In a case of natural selection with a twist, genetic variants that confer protection against disease in Africa seem to place African Americans half a world away at elevated risk of kidney failure, a new study finds.
U.S. blacks are three times as likely as whites to develop chronic kidney disease. “We think this explains perhaps most of it,” says study coauthor Martin Pollak, a nephrologist and geneticist at Harvard Medical School and Beth Israel Deaconess Medical Center in Boston.
The gene in question is called APOL-1, short for apolipoprotein L-1. Among people of African descent, APOL-1 can appear in two variant forms that protect against African sleeping sickness but also increase susceptibility to kidney failure, Pollak and his colleagues report online July 15 in Science.
Each parent provides one gene copy to offspring. The team analyzed blood from more than 1,400 African Americans and found that more than 30 percent carried at least one variant copy of APOL-1. About 10 percent harbored two variant copies.
Roughly half of the people in the study had kidney disease and half didn’t. The researchers found that those carrying two copies of an APOL-1 gene variant were 10.5 times as likely to have kidney disease marked by loss of blood filtration capacity compared with people who carried the normal APOL-1 gene. The double-copy carriers were 7.3 times more likely to have severe kidney disease marked by high blood pressure that necessitated dialysis or a transplant. People harboring two variant copies were also more prone to such end-stage disease compared with people having one variant copy. While harboring two copies of a variant seemed to increase risk, having one variant and one normal copy did not.

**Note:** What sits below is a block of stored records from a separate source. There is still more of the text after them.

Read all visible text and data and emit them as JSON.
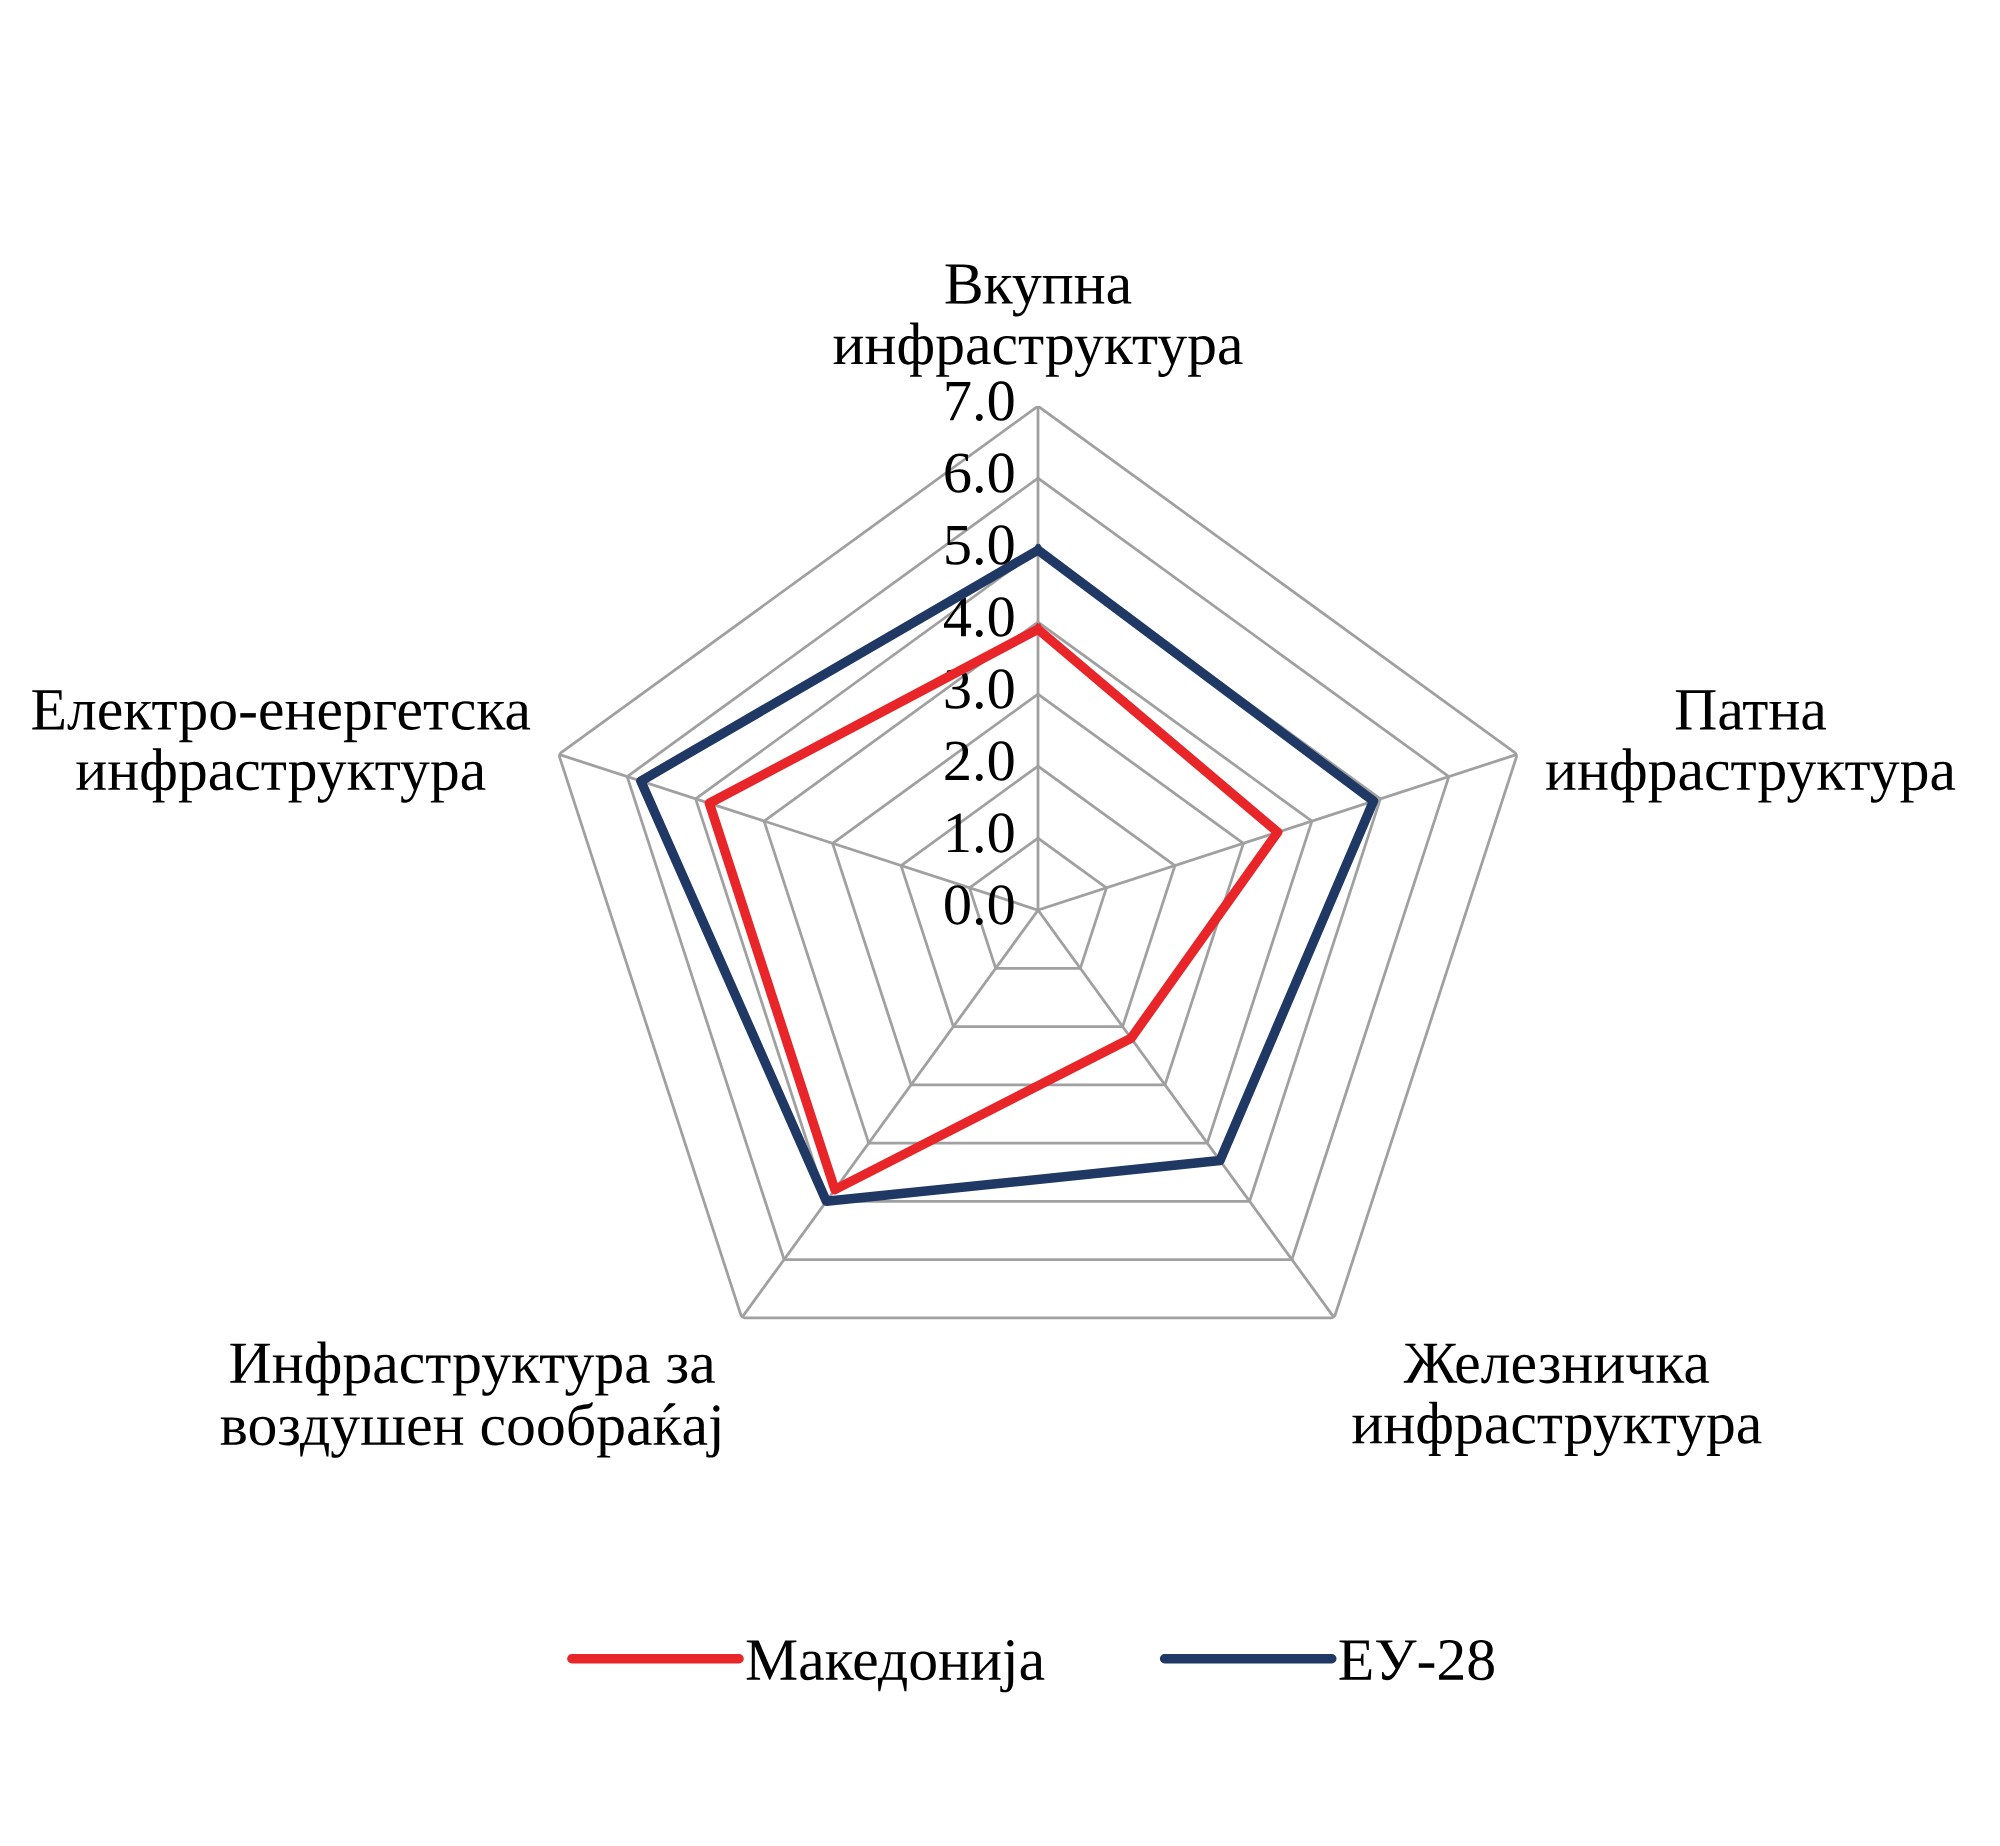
{
  "chart_data": {
    "type": "radar",
    "categories": [
      "Вкупна\nинфраструктура",
      "Патна\nинфраструктура",
      "Железничка\nинфраструктура",
      "Инфраструктура за\nвоздушен сообраќај",
      "Електро-енергетска\nинфраструктура"
    ],
    "series": [
      {
        "name": "Македонија",
        "color": "#e8262a",
        "values": [
          3.9,
          3.5,
          2.2,
          4.8,
          4.8
        ]
      },
      {
        "name": "ЕУ-28",
        "color": "#1f3864",
        "values": [
          5.0,
          4.9,
          4.3,
          5.0,
          5.8
        ]
      }
    ],
    "ylim": [
      0,
      7
    ],
    "yticks": [
      {
        "value": 0,
        "label": "0.0"
      },
      {
        "value": 1,
        "label": "1.0"
      },
      {
        "value": 2,
        "label": "2.0"
      },
      {
        "value": 3,
        "label": "3.0"
      },
      {
        "value": 4,
        "label": "4.0"
      },
      {
        "value": 5,
        "label": "5.0"
      },
      {
        "value": 6,
        "label": "6.0"
      },
      {
        "value": 7,
        "label": "7.0"
      }
    ],
    "grid": true,
    "legend": "bottom"
  }
}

APOL-1 exists only in primates. The protein it encodes is a normal component of HDL, the good cholesterol, and might contribute to HDL’s activity in the body, says Chien-an Hu, a molecular biologist at the University of New Mexico School of Medicine in Albuquerque. Other work indicates that the APOL-1 protein might regulate a routine cell-recycling process called autophagy.
How variant APOL-1 proteins might damage the kidney remains unclear, but their effects could be related to a dysfunctional autophagy process, Hu surmises.
Deciphering the APOL-1 effect may someday benefit people at risk of kidney disease, Pollak says. But until the biological effects of the variants are known genetic testing would be premature, he says.
Meanwhile, the double-edged nature of these APOL-1 genetic variants — fighting the parasite that causes sleeping sickness but apparently damaging kidneys — is eerily similar to the sickle-cell genetic trait. Many Africans have the sickle-cell mutation — inheriting a copy of it from one parent protects against malaria. Unfortunately, getting a copy from both parents results in sickle-cell disease.
Like sickle cell, the APOL-1 variants are closely tied to Africa. In the new study, roughly 40 percent of Nigerians tested carried at least one of the variants. The variant didn’t show up at all in Europeans, Japanese and Chinese.
“This whole story can be viewed as an outstanding illustration of the arms race taking place between [human] hosts and parasites during evolution,” says Luc Vanhamme, a microbiologist at the University of Brussels campus in Gosselies, Belgium. The biological record shows that long ago the single-celled parasite Trypanosoma brucei that causessleeping sickness developed a way to evade the human immune system. But people acquired a way to kill the parasite nevertheless, using a protein that’s not part of the immune system — the garden-variety APOL-1 protein.
The parasite retaliated. The current East African version of sleeping sickness is spread by a subspecies of the parasite, called T. brucei rhodesiense, that carries a mutation allowing it to dodge human APOL-1 protein and cause sleeping sickness. The new APOL-1 variants, which tests suggest can protect against this subspecies, represent the most recent skirmish in this war, Vanhamme says.
The increased kidney disease that they appear to foster, he says, “is an unfortunate side effect.”